5. Le 14 avril 2023, Mme A a adressé à la maison départementale des personnes handicapées (MDPH) du Doubs une demande tendant à l’attribution d’une CMI portant la mention stationnement qui a été rejetée par une décision du 2 octobre 2023 de la présidente du conseil départemental du Doubs. L’intéressée a alors exercé, par un courrier du 27 novembre 2023, le recours administratif préalable obligatoire mentionné à l’article R. 241-17-1 du code de l’action sociale et des familles qui a fait l’objet d’une décision de rejet le 15 décembre 2023. Compte tenu de ce qui vient d’être dit aux points 1 à 4, Mme A doit être regardée comme demandant au tribunal d’annuler la décision précitée et de se prononcer lui-même sur sa demande d’attribution de la CMI portant la mention stationnement.
6. Mme A conteste l’appréciation portée par l’administration sur sa situation en faisant valoir qu’elle souffre d’un tassement vertébral, d’ostéoporose, d’arthrose et qu’elle doit toujours être accompagnée dans ses déplacements. Il résulte de l’instruction, notamment du certificat médical en date du 27 novembre 2023 émanant du docteur C présenté par Mme A à l’appui de sa requête, que son périmètre de marche est de moins 200 mètres en raison d’un tassement vertébral. En outre, il résulte de l’avis donné par le médecin expert devant le tribunal judiciaire de Besançon le 24 septembre 2024 dans le cadre de la contestation par la requérante du refus d’attribution d’une allocation adulte handicapé, que le périmètre de marche de l’intéressée est estimé à une cinquantaine de mètres. Dans ces conditions, eu égard à l’altération de ses capacités de déplacement, Mme A remplit les conditions fixées par les dispositions citées au point 2 pour se voir délivrer une carte mobilité inclusion, mention stationnement.
7. Il résulte de ce qui précède qu’il y a lieu de reconnaître le droit de Mme A à la carte mobilité inclusion, mention stationnement pour une durée qui doit être fixée, dans les circonstances de l’espèce, à cinq ans à compter de la décision à intervenir de la présidente du conseil départemental du Doubs et, en conséquence, d’annuler la décision du 15 décembre 2023.
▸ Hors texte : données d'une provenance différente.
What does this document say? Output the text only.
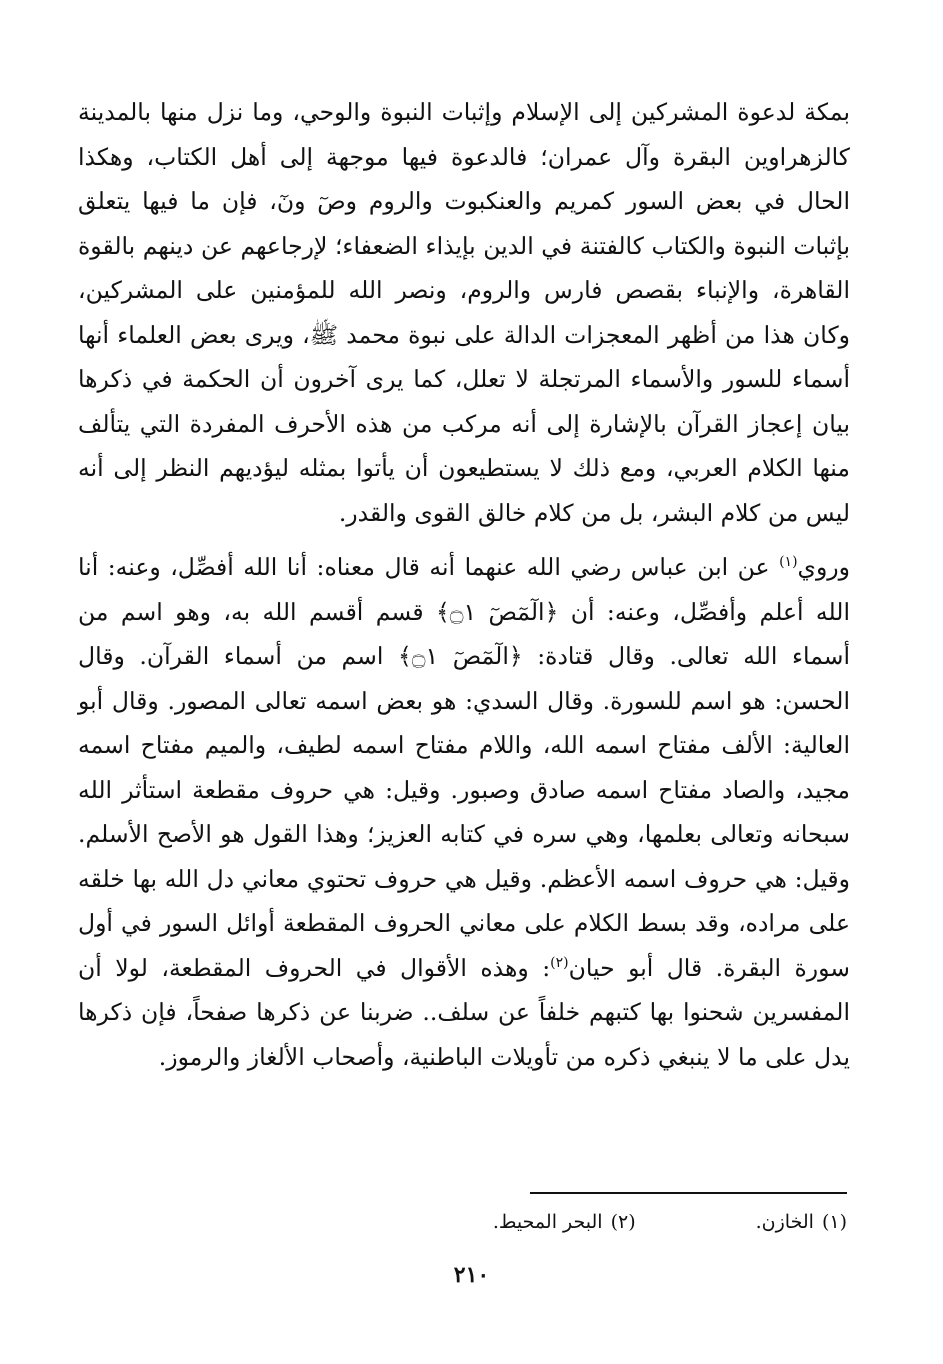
بمكة لدعوة المشركين إلى الإسلام وإثبات النبوة والوحي، وما نزل منها بالمدينة كالزهراوين البقرة وآل عمران؛ فالدعوة فيها موجهة إلى أهل الكتاب، وهكذا الحال في بعض السور كمريم والعنكبوت والروم وصٓ ونٓ، فإن ما فيها يتعلق بإثبات النبوة والكتاب كالفتنة في الدين بإيذاء الضعفاء؛ لإرجاعهم عن دينهم بالقوة القاهرة، والإنباء بقصص فارس والروم، ونصر الله للمؤمنين على المشركين، وكان هذا من أظهر المعجزات الدالة على نبوة محمد ﷺ، ويرى بعض العلماء أنها أسماء للسور والأسماء المرتجلة لا تعلل، كما يرى آخرون أن الحكمة في ذكرها بيان إعجاز القرآن بالإشارة إلى أنه مركب من هذه الأحرف المفردة التي يتألف منها الكلام العربي، ومع ذلك لا يستطيعون أن يأتوا بمثله ليؤديهم النظر إلى أنه ليس من كلام البشر، بل من كلام خالق القوى والقدر.

وروي$^{(١)}$ عن ابن عباس رضي الله عنهما أنه قال معناه: أنا الله أفصِّل، وعنه: أنا الله أعلم وأفصِّل، وعنه: أن ﴿الٓمٓصٓ ۝١﴾ قسم أقسم الله به، وهو اسم من أسماء الله تعالى. وقال قتادة: ﴿الٓمٓصٓ ۝١﴾ اسم من أسماء القرآن. وقال الحسن: هو اسم للسورة. وقال السدي: هو بعض اسمه تعالى المصور. وقال أبو العالية: الألف مفتاح اسمه الله، واللام مفتاح اسمه لطيف، والميم مفتاح اسمه مجيد، والصاد مفتاح اسمه صادق وصبور. وقيل: هي حروف مقطعة استأثر الله سبحانه وتعالى بعلمها، وهي سره في كتابه العزيز؛ وهذا القول هو الأصح الأسلم. وقيل: هي حروف اسمه الأعظم. وقيل هي حروف تحتوي معاني دل الله بها خلقه على مراده، وقد بسط الكلام على معاني الحروف المقطعة أوائل السور في أول سورة البقرة. قال أبو حيان$^{(٢)}$: وهذه الأقوال في الحروف المقطعة، لولا أن المفسرين شحنوا بها كتبهم خلفاً عن سلف.. ضربنا عن ذكرها صفحاً، فإن ذكرها يدل على ما لا ينبغي ذكره من تأويلات الباطنية، وأصحاب الألغاز والرموز.

(١)الخازن.
(٢)البحر المحيط.
٢١٠
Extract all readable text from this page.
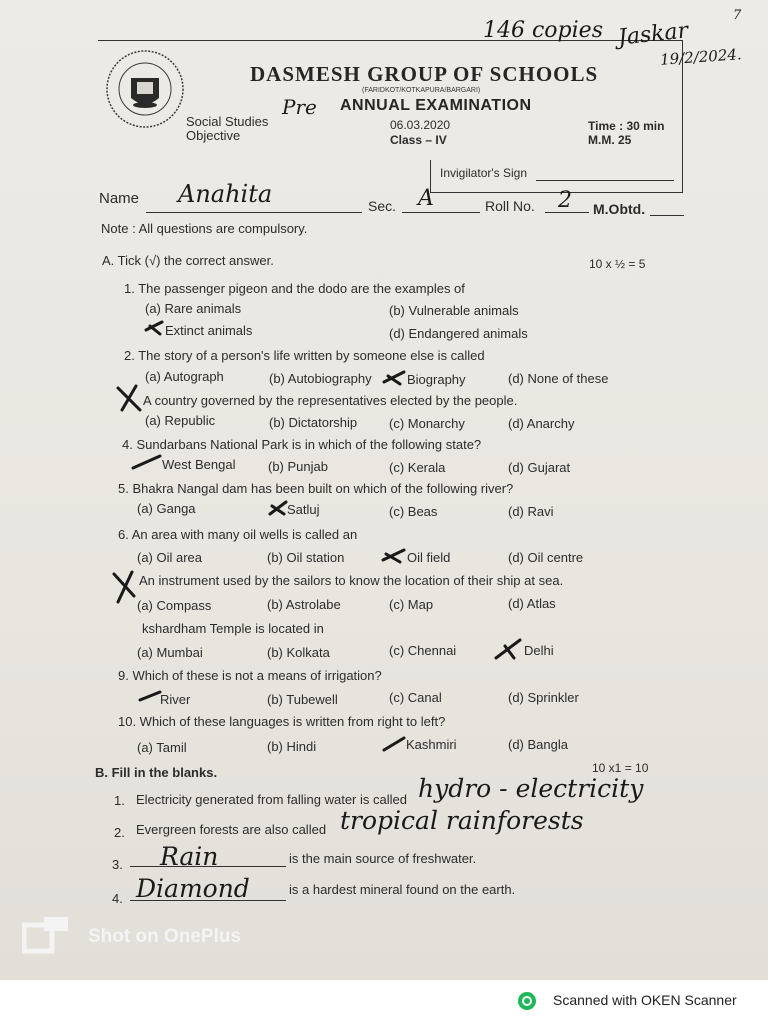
146 copies Jaskar
19/2/2024.
7
Pre
DASMESH GROUP OF SCHOOLS
(FARIDKOT/KOTKAPURA/BARGARI)
ANNUAL EXAMINATION
Social Studies
Objective
06.03.2020
Class – IV
Time : 30 min
M.M. 25
Invigilator's Sign
Name Anahita	Sec. A	Roll No. 2 M.Obtd.
Note : All questions are compulsory.
A. Tick (√) the correct answer.	10 x ½ = 5
1. The passenger pigeon and the dodo are the examples of
(a) Rare animals	(b) Vulnerable animals
Extinct animals	(d) Endangered animals
2. The story of a person's life written by someone else is called
(a) Autograph	(b) Autobiography	Biography	(d) None of these
A country governed by the representatives elected by the people.
(a) Republic	(b) Dictatorship (c) Monarchy	(d) Anarchy
4. Sundarbans National Park is in which of the following state?
West Bengal	(b) Punjab	(c) Kerala	(d) Gujarat
5. Bhakra Nangal dam has been built on which of the following river?
(a) Ganga	Satluj	(c) Beas	(d) Ravi
6. An area with many oil wells is called an
(a) Oil area	(b) Oil station	Oil field	(d) Oil centre
An instrument used by the sailors to know the location of their ship at sea.
(a) Compass	(b) Astrolabe	(c) Map	(d) Atlas
kshardham Temple is located in
(a) Mumbai	(b) Kolkata	(c) Chennai	Delhi
9. Which of these is not a means of irrigation?
River	(b) Tubewell	(c) Canal	(d) Sprinkler
10. Which of these languages is written from right to left?
(a) Tamil	(b) Hindi	Kashmiri	(d) Bangla
B. Fill in the blanks.	10 x1 = 10
1. Electricity generated from falling water is called hydro - electricity
2. Evergreen forests are also called tropical rainforests
3. Rain	is the main source of freshwater.
4. Diamond	is a hardest mineral found on the earth.
Shot on OnePlus
Scanned with OKEN Scanner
8. La présente décision implique la délivrance de cette carte par la présidente du conseil départemental du Doubs dans un délai de deux mois à compter de la notification du présent jugement.
DECIDE :
Article 1er : La décision du 15 décembre 2023 est annulée.
Article 2 : Mme A a droit à la carte mobilité inclusion, mention stationnement, pour une durée de cinq ans à compter de la décision à intervenir de la présidente du conseil départemental du Doubs en application de l’article R. 241-14 du code de l’action sociale et des familles. Cette carte lui sera délivrée par la présidente du conseil départemental du Doubs dans un délai de deux mois à compter de la notification du présent jugement.
Article 3 : Le présent jugement sera notifié à Mme B A et au département du Doubs.
Une copie de ce jugement sera transmise, pour information, à la maison départementale des personnes handicapées du Doubs.
Rendu public par mise à disposition au greffe le 27 mai 2025.
Le magistrat désigné,
A. PernotLa greffière,
N. Viennet
La République mande et ordonne au préfet du Doubs, en ce qui le concerne, ou à tous commissaires de justice à ce requis, en ce qui concerne les voies de droit commun contre les parties privées, de pourvoir à l’exécution du présent jugement.